Steve Henn is a poet living in the Midwest. He’s more than that, though. He’s a father, a teacher, a Cubs fan, and someone looking for a connection in this world. He played drums in a Guided By Voices-influenced indie rock band at one point, but I don’t think Steve puts that on his business cards. His drumming may not be something to write home about, but his writing sure is.
The reason I bring up Mr. Henn right now is because of his newest collection of poems called Guilty Prayer. His last book, Indiana Noble Sad Man Of The Year was a tight collection of frank, funny, and heartbreaking pieces about life, death, depression, drinking, and just being someone looking for meaning in the sometimes meaningless of everyday life. Not everyone can put those raw emotions into relatable art. Steve Henn can.
In Guilty Prayer, Steve writes his rawest pieces yet. It’s one of those books you sit and read without stopping till you hit the last page. Henn writes from a gut-level. There’s no mincing words or hem-hawing around a subject. There’s a balance between the hard stuff and the more palpable, though it’s all significant. Substance abuse, suicide, and grief weigh heavy here, and all are very much pulled from Steve’s life. But don’t let the heaviness steer you away. Steve dives deep, but this is pure and beautiful art. Words are the paint, and the page is his canvas.

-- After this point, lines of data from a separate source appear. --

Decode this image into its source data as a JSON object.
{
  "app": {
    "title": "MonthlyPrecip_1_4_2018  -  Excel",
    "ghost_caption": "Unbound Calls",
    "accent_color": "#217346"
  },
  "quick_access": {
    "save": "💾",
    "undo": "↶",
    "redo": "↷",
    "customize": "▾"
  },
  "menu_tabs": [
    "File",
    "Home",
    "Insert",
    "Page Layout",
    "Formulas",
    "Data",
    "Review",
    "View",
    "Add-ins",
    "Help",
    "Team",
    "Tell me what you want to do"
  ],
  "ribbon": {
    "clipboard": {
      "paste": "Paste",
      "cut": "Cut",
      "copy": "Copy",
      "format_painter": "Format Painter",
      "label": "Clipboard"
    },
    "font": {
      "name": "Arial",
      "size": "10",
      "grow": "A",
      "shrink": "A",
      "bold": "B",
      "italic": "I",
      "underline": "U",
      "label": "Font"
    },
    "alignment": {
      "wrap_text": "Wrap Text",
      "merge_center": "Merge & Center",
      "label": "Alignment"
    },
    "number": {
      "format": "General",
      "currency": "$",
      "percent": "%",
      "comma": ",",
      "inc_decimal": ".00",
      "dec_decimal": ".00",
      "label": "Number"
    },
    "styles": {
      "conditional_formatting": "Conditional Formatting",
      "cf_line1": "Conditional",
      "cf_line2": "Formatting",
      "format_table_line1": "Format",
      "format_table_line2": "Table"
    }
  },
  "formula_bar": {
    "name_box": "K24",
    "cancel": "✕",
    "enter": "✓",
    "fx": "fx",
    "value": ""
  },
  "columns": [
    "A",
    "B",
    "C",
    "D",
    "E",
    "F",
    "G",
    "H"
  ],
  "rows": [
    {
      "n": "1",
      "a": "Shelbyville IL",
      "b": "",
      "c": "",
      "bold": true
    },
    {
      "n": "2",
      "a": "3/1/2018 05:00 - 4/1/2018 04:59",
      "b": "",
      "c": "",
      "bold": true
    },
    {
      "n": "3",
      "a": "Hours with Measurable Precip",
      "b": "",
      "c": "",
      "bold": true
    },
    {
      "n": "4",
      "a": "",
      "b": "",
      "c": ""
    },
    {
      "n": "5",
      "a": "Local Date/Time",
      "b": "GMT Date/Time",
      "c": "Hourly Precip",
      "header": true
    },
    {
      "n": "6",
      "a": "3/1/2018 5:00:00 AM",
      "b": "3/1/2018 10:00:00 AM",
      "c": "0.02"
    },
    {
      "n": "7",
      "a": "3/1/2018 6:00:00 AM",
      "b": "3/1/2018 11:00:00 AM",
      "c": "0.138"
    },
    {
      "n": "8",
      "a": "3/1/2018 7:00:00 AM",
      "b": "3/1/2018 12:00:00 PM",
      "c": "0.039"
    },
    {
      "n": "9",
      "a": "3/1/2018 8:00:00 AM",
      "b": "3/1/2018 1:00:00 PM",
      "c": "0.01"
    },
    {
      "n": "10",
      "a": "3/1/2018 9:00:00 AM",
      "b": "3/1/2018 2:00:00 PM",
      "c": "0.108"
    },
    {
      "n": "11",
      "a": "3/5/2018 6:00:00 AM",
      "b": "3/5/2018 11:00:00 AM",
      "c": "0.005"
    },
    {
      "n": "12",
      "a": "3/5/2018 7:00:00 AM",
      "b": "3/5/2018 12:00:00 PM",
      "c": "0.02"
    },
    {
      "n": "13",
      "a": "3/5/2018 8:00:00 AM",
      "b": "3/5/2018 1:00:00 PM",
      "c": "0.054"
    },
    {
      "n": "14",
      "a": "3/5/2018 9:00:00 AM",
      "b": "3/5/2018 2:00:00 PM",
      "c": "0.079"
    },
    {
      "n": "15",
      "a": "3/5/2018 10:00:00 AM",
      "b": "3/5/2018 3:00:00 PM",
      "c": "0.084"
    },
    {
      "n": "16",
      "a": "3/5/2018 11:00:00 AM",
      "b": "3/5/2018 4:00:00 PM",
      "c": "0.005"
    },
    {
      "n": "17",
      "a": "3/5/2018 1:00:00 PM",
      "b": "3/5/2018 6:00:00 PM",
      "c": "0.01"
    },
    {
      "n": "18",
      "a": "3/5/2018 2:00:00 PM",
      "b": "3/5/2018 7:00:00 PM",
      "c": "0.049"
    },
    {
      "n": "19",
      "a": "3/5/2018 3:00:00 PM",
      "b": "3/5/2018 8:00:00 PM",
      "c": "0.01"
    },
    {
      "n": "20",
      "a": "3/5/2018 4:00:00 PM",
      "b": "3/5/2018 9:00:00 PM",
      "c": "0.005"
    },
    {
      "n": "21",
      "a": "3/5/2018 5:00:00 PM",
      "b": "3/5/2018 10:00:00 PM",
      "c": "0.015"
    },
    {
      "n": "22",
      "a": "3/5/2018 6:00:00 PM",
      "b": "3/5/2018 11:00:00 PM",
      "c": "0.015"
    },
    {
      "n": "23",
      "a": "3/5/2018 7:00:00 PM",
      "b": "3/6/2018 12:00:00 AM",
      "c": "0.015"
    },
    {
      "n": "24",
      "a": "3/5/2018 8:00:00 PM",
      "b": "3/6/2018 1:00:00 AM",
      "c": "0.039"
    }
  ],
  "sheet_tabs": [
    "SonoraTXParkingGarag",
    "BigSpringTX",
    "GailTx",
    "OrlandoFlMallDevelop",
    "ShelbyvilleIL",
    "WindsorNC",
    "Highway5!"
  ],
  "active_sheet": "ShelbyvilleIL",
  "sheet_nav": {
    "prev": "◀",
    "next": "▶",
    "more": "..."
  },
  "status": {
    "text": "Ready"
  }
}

I have to be honest, I wasn’t sure how to review a book of poems. I never realized that poetry could be this conversational and real. I was under the idiotic notion that poetry was sing-songy, melodramatic, and self-serious. Steve’s work feels more like late night confessions than poetry. A step inside a busy, worried mind trying to work out the razor-sharp emotions that keep cutting from the inside.
Pieces like “The Imperial Magisterium of Unrelenting Fortitude”, “Suicide Note”, “Poem For The Mother Of My Children”, and “Thank You, Lydia, For Our Boy” still lay heavy in my mind. Suicide isn’t the kind of subject to approach haphazardly, and Steve doesn’t. I’ve been affected by suicide more times in my life than I’d like to admit. Henn writes openly about its affect on him as a father and as someone trying to make sense of his grief.

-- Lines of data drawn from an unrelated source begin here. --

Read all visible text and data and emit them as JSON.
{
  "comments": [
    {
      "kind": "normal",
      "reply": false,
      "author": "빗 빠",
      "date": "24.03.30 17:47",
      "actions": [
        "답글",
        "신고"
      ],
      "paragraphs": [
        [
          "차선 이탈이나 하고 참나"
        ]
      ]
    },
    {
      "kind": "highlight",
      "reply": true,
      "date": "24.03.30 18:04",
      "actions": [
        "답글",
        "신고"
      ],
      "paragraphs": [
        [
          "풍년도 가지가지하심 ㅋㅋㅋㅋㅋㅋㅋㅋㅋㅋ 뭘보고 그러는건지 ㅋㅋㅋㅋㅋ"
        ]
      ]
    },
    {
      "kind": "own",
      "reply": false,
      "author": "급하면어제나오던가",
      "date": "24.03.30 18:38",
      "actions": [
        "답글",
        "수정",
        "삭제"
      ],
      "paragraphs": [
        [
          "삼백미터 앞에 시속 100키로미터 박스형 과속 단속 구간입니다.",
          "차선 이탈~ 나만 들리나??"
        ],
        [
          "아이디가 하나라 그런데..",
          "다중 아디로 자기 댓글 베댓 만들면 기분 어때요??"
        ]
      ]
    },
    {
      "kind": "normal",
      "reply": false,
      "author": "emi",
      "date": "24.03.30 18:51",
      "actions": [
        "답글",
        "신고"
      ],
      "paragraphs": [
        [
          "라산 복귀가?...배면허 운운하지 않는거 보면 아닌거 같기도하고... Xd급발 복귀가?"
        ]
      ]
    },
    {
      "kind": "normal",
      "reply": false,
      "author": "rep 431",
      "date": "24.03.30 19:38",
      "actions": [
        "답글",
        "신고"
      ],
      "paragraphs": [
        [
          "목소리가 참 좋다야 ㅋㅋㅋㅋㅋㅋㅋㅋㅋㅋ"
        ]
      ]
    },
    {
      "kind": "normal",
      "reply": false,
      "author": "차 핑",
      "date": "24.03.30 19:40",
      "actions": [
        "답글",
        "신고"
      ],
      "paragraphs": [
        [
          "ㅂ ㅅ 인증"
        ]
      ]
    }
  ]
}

There’s also humor here, at both the world’s and his own expense. “Dank Memes”, “The Woman Who Got Weirded Out Because I Wasn’t Eating”, and “Postpunk Lovesong In The Key Of Banal Loathing” all possess that dry Midwestern humor that if you get it it’s the best thing ever(I do get it.)
I’m quite in awe of pieces like “Seven Wonders”, “Occupational Therapy”, and “Love Letter to an Old Friend” for their structure, their labyrinthine movement, and the meaning laid out between the lines.

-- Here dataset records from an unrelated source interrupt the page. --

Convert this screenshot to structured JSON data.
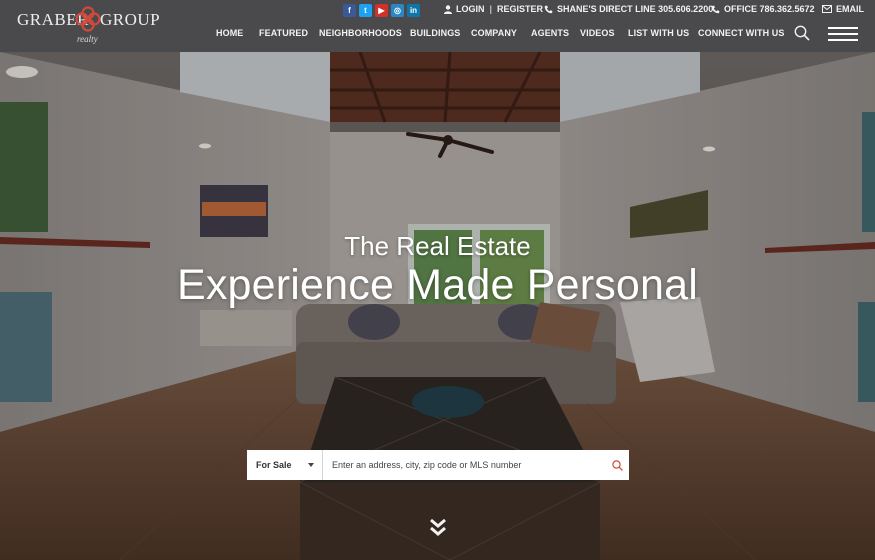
{
  "brand": {
    "left_word": "GRABER",
    "right_word": "GROUP",
    "tagline": "realty",
    "mark_color": "#d04a3b"
  },
  "social": [
    {
      "name": "facebook",
      "glyph": "f"
    },
    {
      "name": "twitter",
      "glyph": "t"
    },
    {
      "name": "youtube",
      "glyph": "▶"
    },
    {
      "name": "instagram",
      "glyph": "◎"
    },
    {
      "name": "linkedin",
      "glyph": "in"
    }
  ],
  "utility": {
    "login": "LOGIN",
    "register": "REGISTER",
    "separator": "|",
    "direct_line": "SHANE'S DIRECT LINE 305.606.2200",
    "office": "OFFICE 786.362.5672",
    "email": "EMAIL"
  },
  "nav": {
    "items": [
      "HOME",
      "FEATURED",
      "NEIGHBORHOODS",
      "BUILDINGS",
      "COMPANY",
      "AGENTS",
      "VIDEOS",
      "LIST WITH US",
      "CONNECT WITH US"
    ]
  },
  "hero": {
    "line1": "The Real Estate",
    "line2": "Experience Made Personal"
  },
  "search": {
    "type_selected": "For Sale",
    "placeholder": "Enter an address, city, zip code or MLS number",
    "value": "",
    "accent_color": "#d04a3b"
  },
  "colors": {
    "header_bg": "#4a4a4c"
  }
}
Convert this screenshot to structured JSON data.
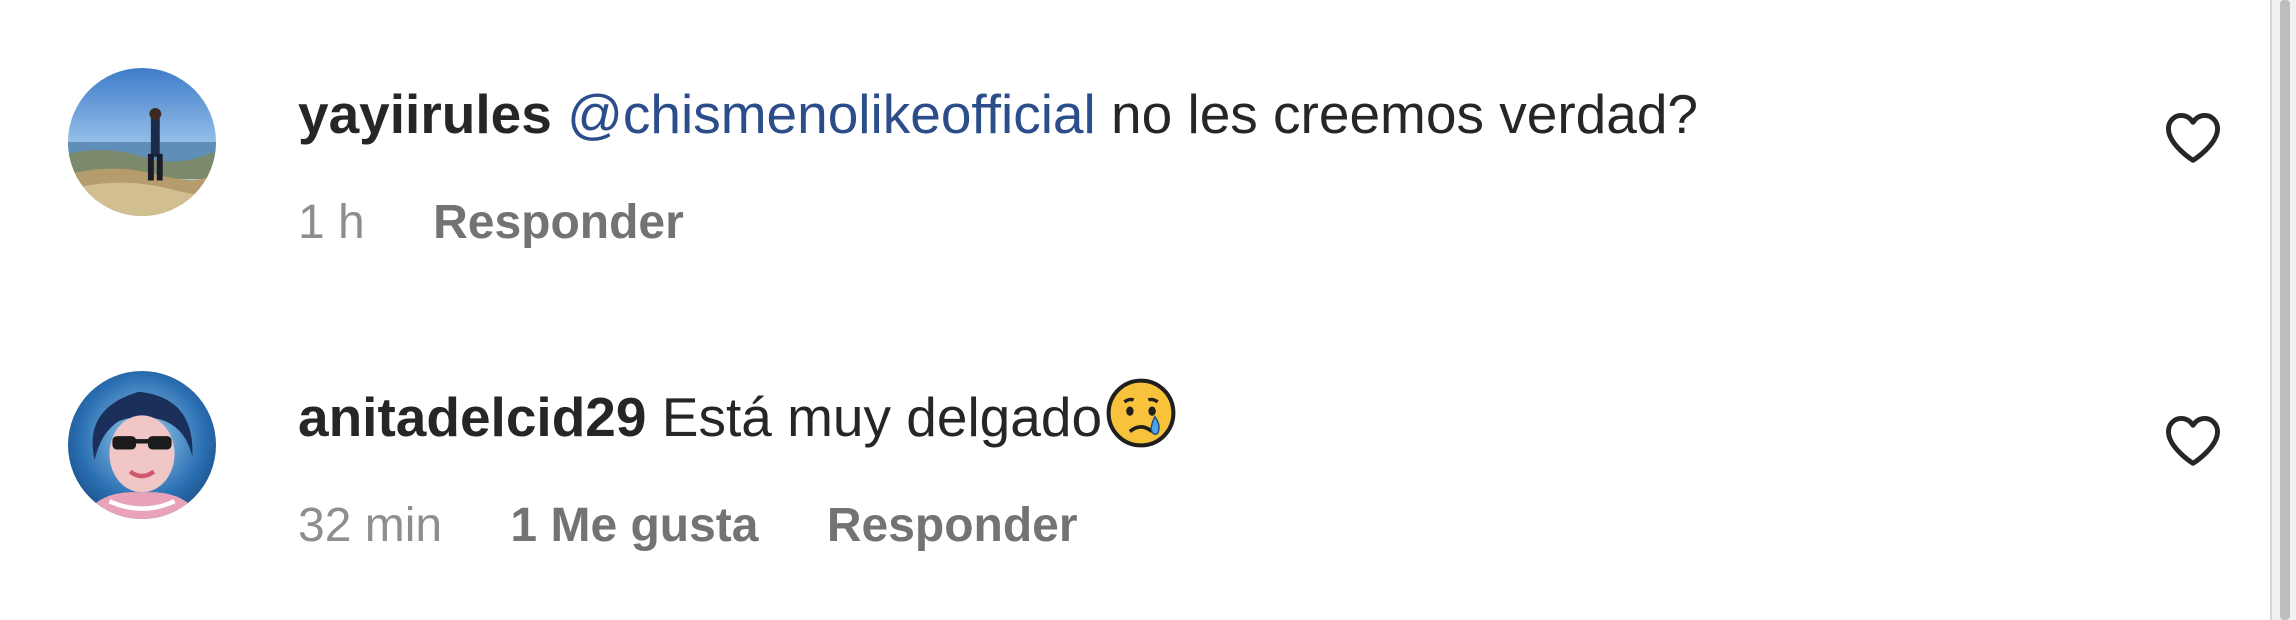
{
  "comments": [
    {
      "username": "yayiirules",
      "mention": "@chismenolikeofficial",
      "text": "no les creemos verdad?",
      "time": "1 h",
      "likes": "",
      "reply_label": "Responder",
      "avatar_icon": "landscape-photo-avatar",
      "like_icon": "heart-outline-icon"
    },
    {
      "username": "anitadelcid29",
      "mention": "",
      "text": "Está muy delgado",
      "emoji": "crying-face-emoji",
      "time": "32 min",
      "likes": "1 Me gusta",
      "reply_label": "Responder",
      "avatar_icon": "portrait-photo-avatar",
      "like_icon": "heart-outline-icon"
    }
  ],
  "colors": {
    "username": "#262626",
    "mention": "#2b4d8a",
    "meta": "#8e8e8e",
    "background": "#ffffff"
  }
}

Steve Henn works in the cracks and crevices where the deep stuff sometimes drops and goes to seed. He takes the heaviness of existence and gives it life and a voice, in the hopes it will reach some eyes and minds and hearts that need to hear it. But the personal nature of these poems makes me think Steve Henn needs to write. That he must write. For himself.
Guilty Prayer is a collection of frank, raw, and intimate works that never tap dance around the hard stuff. It hits it straight on with eyes and arms wide open, with just the right amount of levity, humanity, and vulnerability.